Sports Data Analysts collect, clean, and interpret performance and statistical data from athletes, teams, and games to inform coaching strategies, player recruitment, injury prevention, and in-game decision-making. They work with tools like Python, R, SQL, and specialized tracking systems (player GPS data, biometric sensors, video analytics) to build models that quantify performance and predict outcomes. Their work spans professional and collegiate sports organizations, media companies, and sports betting firms.
| Entry level | $48,000 |
| Median | $78,000 |
| Senior | $120,000 |
| Top 10% | $180,000 |
| Job growth | +23% |
| Professionals in the USA | 0.03 million |
| Typical hours/week | 50 hrs |
| Remote work share | 25% |
| Annual job openings | 3,500/yr |
| Demand | High |
AI and machine learning tools are increasingly automating data collection, statistical modeling, and basic reporting tasks that once required manual analyst work. However, demand for sports data analysts is growing overall because teams need experts to interpret AI outputs, build custom models, and communicate insights to coaches and executives. The role is shifting from raw data crunching toward strategic interpretation and storytelling.

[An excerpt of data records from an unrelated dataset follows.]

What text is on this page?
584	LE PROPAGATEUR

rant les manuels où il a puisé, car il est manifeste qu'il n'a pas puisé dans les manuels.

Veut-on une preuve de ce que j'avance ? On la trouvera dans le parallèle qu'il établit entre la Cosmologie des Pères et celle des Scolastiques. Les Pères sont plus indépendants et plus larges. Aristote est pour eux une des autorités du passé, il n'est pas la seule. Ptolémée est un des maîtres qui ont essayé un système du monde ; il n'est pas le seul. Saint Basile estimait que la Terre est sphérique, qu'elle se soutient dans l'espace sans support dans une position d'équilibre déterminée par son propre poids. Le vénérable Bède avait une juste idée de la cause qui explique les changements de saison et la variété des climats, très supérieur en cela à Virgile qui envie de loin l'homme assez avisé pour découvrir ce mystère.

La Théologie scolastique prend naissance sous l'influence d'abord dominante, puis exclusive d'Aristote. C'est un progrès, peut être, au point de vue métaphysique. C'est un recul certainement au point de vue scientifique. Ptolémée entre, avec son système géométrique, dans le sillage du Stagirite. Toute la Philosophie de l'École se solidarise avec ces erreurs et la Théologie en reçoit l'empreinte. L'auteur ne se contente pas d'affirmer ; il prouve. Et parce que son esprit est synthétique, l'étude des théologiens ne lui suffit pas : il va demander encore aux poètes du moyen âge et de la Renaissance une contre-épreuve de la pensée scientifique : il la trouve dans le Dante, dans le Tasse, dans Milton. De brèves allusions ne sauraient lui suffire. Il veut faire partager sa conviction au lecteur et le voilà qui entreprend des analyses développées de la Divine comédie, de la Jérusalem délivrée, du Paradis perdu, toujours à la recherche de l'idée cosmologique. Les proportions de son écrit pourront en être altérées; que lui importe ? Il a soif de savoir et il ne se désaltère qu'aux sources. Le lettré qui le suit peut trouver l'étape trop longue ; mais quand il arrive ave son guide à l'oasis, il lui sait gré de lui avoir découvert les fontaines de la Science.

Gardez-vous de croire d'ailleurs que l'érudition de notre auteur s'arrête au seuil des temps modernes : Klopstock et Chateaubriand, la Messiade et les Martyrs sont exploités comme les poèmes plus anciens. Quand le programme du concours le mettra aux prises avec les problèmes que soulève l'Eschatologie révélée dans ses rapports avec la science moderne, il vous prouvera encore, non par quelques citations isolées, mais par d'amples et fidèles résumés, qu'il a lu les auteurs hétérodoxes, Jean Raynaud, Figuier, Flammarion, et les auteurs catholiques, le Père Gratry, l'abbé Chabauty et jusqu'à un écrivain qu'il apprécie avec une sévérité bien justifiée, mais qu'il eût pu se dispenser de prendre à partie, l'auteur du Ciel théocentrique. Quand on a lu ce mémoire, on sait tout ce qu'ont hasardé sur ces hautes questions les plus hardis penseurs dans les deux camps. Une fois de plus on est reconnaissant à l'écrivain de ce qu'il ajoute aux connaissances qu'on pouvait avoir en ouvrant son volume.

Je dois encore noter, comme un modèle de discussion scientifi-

Automation exposure: Automated data scraping, video tracking, basic statistical summaries, standard visualizations, and routine performance reports can be handled by AI tools with minimal human input.
The human edge: Understanding team culture, translating complex analytics into actionable coaching decisions, building trust with players and staff, contextual judgment about intangibles like morale and chemistry, and creative hypothesis generation remain deeply human skills.
Figures are estimates for exploration — verify current data with BLS.gov.